Manga, TV Shows

Watching: Attack on Titan

Shingeki no Kyoujin

Sometimes, buzz just gets to you. I heard about Attack on Titan from at least 5 different sources over the last month. About how people were watching a dozen episodes in one sitting, how the manga is the next big shonen blockbuster and how it pushes boundaries in terms of graphic content (the Eating-humans-alive-and-spraying-blood-everywhere kind, not the Will Eisner kind), for a title aimed at teenagers. Then I went to Anime Expo and found out that there were AoT cosplayers galore. I sat next to one at a panel I was attending, and while making conversation, asked him if the series is really getting better as it progresses. “It’s good enough”, he said.

This could only mean one thing – anime marathon. One lazy Sunday later, my thoughts about the series:

  1. 13 episodes are out, with 11 remaining from the season. I cannot wait! And I am giving myself reasons to not start the manga, because I am sure it will spoil the anime for me. But it’s haaaaaard.
  2. Giants are the new zombies! I am stretching things a bit too much here, but with Jack and Pacific Rim, and now this (it’s going to be a live-action film soon), I get the feeling that pop culture winds blow in that direction, now that we are done bleeding the shuffling dead and the bloodsuckers. Giants have always been played (at least in recent times) as bumbling behemoths that can be incapacitated by resilient humans, but using them as cause for mankind’s extinction is a concept that is only beginning to be explored.
  3. The characters are a little too high-strung for my taste, especially the lead Eren Jaeger. When Eren is not yelling at the top of his voice at every single situation, he’s busy being intense and angsty about life.  Maybe it says something about my expectations from a shonen series, that I expect moments of lightness to bookmark the intense scenes. But the arc until episode 13 (The Battle of Trost) just builds up the tension steadily. I like it, don’t get me wrong, but I feel somewhat lost minus minimal ecchi or slapstick. It’s me, I know. (Oh well, you could argue that Sasha Braus provides the comedy, but come on, it’s not what I meant, you know it!)
  4. Story-wise, the series does live up to the hype. At this point, it is hard to pin down the themes of the manga. Lots of intriguing “hints” are dropped about the world at large. We have not seen society within Wall Sina. Levy, from the Recon Corps is a bad-ass whose story arc looks like it will be very important going ahead. Unexplained events – Eren’s father’s involvement, Eren’s own past, the mysterious disappearance of the Armored Titan on Wall Rose, the origins of the kyoujin. Is it political drama? Is it a military sagaOr It could be played as just dystopian horror. The body-count is staggering in the first 13 episodes, and I have no doubt it gets worse.
  5. What I do not like was the fact that the shonen hero template of Eren follows Full Metal Alchemist a bit too much. Teenagers caught up in wars, and Eren becoming important not because he is an everyman but because he’s his father’s son.
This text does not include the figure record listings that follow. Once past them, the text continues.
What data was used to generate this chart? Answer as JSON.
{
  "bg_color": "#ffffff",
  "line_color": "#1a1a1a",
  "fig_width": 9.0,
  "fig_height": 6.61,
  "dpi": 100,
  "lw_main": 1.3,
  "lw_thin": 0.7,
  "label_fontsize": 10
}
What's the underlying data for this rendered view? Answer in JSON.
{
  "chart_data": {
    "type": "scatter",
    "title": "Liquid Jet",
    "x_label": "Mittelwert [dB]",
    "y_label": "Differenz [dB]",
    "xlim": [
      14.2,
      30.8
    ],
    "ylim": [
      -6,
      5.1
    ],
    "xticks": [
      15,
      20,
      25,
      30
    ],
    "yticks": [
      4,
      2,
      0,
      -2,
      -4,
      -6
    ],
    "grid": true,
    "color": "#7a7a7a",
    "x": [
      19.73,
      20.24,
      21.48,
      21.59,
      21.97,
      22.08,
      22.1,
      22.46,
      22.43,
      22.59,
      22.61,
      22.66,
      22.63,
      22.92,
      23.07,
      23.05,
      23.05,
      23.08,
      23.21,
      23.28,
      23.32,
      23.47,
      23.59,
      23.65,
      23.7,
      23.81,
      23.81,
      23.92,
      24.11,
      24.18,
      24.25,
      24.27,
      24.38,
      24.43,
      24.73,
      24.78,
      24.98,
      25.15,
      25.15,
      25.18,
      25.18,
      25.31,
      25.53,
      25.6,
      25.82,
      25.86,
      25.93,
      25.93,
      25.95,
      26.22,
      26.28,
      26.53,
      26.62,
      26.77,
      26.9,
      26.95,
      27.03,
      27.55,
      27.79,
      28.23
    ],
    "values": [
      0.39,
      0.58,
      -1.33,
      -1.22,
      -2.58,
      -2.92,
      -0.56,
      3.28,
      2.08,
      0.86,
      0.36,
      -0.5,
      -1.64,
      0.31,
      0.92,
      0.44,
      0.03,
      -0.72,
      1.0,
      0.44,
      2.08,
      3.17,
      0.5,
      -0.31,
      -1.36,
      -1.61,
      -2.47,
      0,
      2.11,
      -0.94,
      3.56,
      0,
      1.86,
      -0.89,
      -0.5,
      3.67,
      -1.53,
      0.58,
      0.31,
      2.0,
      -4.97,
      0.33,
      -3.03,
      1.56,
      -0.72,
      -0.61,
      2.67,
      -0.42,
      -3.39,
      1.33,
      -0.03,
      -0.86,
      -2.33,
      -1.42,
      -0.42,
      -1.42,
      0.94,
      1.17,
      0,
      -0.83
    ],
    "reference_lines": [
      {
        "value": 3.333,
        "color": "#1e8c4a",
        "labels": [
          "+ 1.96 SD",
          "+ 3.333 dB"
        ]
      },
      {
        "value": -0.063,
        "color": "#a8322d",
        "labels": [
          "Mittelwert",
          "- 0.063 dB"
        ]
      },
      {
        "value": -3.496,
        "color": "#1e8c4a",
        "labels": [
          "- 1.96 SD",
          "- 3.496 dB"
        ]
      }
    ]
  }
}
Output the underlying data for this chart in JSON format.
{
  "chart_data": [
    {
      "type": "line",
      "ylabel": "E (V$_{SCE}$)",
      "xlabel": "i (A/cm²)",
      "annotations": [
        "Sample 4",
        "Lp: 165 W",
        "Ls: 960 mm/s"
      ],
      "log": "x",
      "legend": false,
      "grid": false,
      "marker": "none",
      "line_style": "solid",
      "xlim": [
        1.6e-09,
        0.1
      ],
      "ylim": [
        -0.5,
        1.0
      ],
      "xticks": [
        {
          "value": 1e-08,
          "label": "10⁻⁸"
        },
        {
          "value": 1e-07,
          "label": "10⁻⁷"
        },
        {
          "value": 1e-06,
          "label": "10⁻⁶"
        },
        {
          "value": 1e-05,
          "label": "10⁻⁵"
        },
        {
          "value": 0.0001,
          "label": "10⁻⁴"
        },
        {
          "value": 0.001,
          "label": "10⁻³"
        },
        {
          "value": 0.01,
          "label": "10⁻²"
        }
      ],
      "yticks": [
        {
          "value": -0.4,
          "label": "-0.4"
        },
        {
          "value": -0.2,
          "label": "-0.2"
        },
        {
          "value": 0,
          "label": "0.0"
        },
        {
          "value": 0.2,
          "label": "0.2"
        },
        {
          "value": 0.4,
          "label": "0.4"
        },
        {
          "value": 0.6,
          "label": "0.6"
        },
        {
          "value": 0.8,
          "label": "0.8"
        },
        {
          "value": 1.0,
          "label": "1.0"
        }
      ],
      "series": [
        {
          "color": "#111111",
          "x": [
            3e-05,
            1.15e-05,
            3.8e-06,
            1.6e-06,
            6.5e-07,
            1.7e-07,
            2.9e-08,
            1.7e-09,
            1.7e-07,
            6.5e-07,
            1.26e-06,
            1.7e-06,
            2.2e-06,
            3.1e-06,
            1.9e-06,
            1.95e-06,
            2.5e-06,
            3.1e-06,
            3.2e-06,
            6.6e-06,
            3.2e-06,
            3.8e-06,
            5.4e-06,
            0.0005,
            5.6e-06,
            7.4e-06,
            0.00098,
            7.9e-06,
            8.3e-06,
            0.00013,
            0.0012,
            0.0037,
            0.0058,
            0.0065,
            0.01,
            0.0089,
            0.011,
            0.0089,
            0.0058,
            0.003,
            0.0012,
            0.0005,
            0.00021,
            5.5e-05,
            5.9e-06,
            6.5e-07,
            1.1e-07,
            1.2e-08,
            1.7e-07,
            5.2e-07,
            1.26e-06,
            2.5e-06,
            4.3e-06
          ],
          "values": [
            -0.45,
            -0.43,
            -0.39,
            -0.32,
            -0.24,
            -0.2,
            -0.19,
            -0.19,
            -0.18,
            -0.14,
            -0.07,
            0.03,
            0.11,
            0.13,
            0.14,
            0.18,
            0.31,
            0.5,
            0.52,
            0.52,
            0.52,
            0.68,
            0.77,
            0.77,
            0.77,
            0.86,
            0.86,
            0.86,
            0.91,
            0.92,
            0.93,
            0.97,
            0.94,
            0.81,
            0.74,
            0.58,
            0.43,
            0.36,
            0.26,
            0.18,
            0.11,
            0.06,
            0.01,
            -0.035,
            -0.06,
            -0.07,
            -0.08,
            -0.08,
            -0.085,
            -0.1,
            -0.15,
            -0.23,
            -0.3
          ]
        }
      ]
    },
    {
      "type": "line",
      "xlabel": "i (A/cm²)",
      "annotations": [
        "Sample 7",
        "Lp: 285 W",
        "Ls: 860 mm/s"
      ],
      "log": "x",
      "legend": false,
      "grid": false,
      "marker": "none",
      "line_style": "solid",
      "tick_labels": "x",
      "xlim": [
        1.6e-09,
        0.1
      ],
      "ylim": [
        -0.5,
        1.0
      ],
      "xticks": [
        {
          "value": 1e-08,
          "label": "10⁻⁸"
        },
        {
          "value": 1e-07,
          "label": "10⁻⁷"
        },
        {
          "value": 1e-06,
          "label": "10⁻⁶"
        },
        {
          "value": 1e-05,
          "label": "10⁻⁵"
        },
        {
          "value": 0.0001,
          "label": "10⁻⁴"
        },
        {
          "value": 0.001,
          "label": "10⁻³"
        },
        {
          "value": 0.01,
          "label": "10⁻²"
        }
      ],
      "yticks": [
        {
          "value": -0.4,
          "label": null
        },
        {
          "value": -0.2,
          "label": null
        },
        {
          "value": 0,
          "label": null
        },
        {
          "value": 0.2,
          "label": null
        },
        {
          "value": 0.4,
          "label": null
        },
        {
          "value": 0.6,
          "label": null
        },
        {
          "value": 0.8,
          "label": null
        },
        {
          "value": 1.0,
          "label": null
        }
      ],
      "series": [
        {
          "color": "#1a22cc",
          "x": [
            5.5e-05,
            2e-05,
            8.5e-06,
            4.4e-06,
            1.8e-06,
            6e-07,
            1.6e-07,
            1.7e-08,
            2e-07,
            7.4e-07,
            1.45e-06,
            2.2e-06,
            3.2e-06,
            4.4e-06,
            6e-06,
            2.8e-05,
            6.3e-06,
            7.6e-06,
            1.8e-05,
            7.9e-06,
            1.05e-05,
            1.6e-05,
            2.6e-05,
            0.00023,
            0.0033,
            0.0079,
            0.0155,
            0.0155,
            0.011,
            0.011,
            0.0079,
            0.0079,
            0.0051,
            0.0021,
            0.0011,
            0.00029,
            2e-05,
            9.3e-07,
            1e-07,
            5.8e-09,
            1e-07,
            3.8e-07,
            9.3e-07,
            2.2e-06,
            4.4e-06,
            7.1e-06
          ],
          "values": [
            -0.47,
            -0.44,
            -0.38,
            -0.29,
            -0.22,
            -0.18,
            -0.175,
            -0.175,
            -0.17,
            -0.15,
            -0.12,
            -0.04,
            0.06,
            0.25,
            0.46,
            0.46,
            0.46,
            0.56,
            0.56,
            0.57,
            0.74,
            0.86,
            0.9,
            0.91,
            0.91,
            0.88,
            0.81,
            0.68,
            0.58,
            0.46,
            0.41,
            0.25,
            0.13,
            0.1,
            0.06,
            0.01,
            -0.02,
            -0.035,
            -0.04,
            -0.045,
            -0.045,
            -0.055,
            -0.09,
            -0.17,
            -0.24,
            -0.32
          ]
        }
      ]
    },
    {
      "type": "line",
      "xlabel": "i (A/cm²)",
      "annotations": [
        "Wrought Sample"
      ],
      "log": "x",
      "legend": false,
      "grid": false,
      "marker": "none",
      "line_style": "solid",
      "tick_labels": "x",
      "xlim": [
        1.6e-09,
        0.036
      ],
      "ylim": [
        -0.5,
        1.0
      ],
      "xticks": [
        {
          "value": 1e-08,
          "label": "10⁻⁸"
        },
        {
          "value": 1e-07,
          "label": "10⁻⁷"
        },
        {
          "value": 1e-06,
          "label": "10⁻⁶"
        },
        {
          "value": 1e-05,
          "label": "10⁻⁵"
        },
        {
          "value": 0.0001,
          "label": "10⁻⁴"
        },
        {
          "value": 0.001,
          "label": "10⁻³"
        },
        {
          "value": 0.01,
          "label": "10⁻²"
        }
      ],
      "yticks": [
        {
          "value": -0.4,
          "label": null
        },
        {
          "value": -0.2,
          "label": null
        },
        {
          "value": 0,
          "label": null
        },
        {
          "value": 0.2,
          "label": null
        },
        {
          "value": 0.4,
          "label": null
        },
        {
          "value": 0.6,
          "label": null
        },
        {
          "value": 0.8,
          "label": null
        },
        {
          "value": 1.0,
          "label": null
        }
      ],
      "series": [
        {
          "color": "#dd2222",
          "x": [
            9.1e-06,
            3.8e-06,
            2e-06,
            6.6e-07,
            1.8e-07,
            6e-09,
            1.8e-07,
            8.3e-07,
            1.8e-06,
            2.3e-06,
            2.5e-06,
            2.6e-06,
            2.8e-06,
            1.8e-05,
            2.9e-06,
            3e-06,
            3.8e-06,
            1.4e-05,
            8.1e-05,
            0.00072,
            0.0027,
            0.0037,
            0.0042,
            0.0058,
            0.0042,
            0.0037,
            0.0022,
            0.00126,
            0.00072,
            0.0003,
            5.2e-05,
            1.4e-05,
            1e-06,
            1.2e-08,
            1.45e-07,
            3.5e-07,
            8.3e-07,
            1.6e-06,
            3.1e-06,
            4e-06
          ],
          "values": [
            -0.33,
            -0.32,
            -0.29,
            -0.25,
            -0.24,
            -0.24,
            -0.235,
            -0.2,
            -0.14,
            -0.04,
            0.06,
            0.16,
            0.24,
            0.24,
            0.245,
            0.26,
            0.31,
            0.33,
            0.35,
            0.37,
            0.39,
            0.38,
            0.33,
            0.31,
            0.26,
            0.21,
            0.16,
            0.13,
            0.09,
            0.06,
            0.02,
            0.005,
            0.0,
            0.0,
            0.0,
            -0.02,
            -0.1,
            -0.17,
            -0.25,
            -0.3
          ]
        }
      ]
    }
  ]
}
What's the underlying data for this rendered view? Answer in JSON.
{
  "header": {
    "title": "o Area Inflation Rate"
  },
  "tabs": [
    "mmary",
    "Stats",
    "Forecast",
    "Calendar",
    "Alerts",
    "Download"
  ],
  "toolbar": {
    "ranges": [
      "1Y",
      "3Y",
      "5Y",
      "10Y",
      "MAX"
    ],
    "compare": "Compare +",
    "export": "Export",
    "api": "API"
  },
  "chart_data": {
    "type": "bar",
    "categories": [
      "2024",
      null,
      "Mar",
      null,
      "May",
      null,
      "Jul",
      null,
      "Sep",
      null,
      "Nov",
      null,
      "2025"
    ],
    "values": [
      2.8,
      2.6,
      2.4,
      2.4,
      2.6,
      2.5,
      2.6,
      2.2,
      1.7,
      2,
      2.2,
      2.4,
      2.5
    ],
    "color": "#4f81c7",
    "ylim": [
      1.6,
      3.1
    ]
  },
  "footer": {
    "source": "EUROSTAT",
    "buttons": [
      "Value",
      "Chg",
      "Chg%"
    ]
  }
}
What I do like is the combination of the core trio – Eren, Mikasa and Armin, and how they seem to complement each other’s skills. For this is truly the hallmark of a good shonen series – characters that evolve and learn from each other, and from circumstances around them. And I love the 3D-Maneuver Gear. It’s a bitch to cosplay with them, but the visual concept is brilliant and very Spider-man-esque.
  6. Aditya on Twitter asked me what I thought about the fact that the giant-killing machines in Pacific Rim are called ‘Jaegers’. Del Toro is co-writer of the screenplay. Del Toro is also the man who is optioning the manga Monster as an HBO series, which supports the assumption that the man knows his Japanese comics. Hell, the whole kaiju concept comes from Japanese movies. HOWEVER, the idea for PR (according to the Wiki entry) came about in 2007, AoT started in 2009. I am going with coincidence, or maybe a sly reference at the script-rewrite stage.

All in all can’t wait to see more of this series.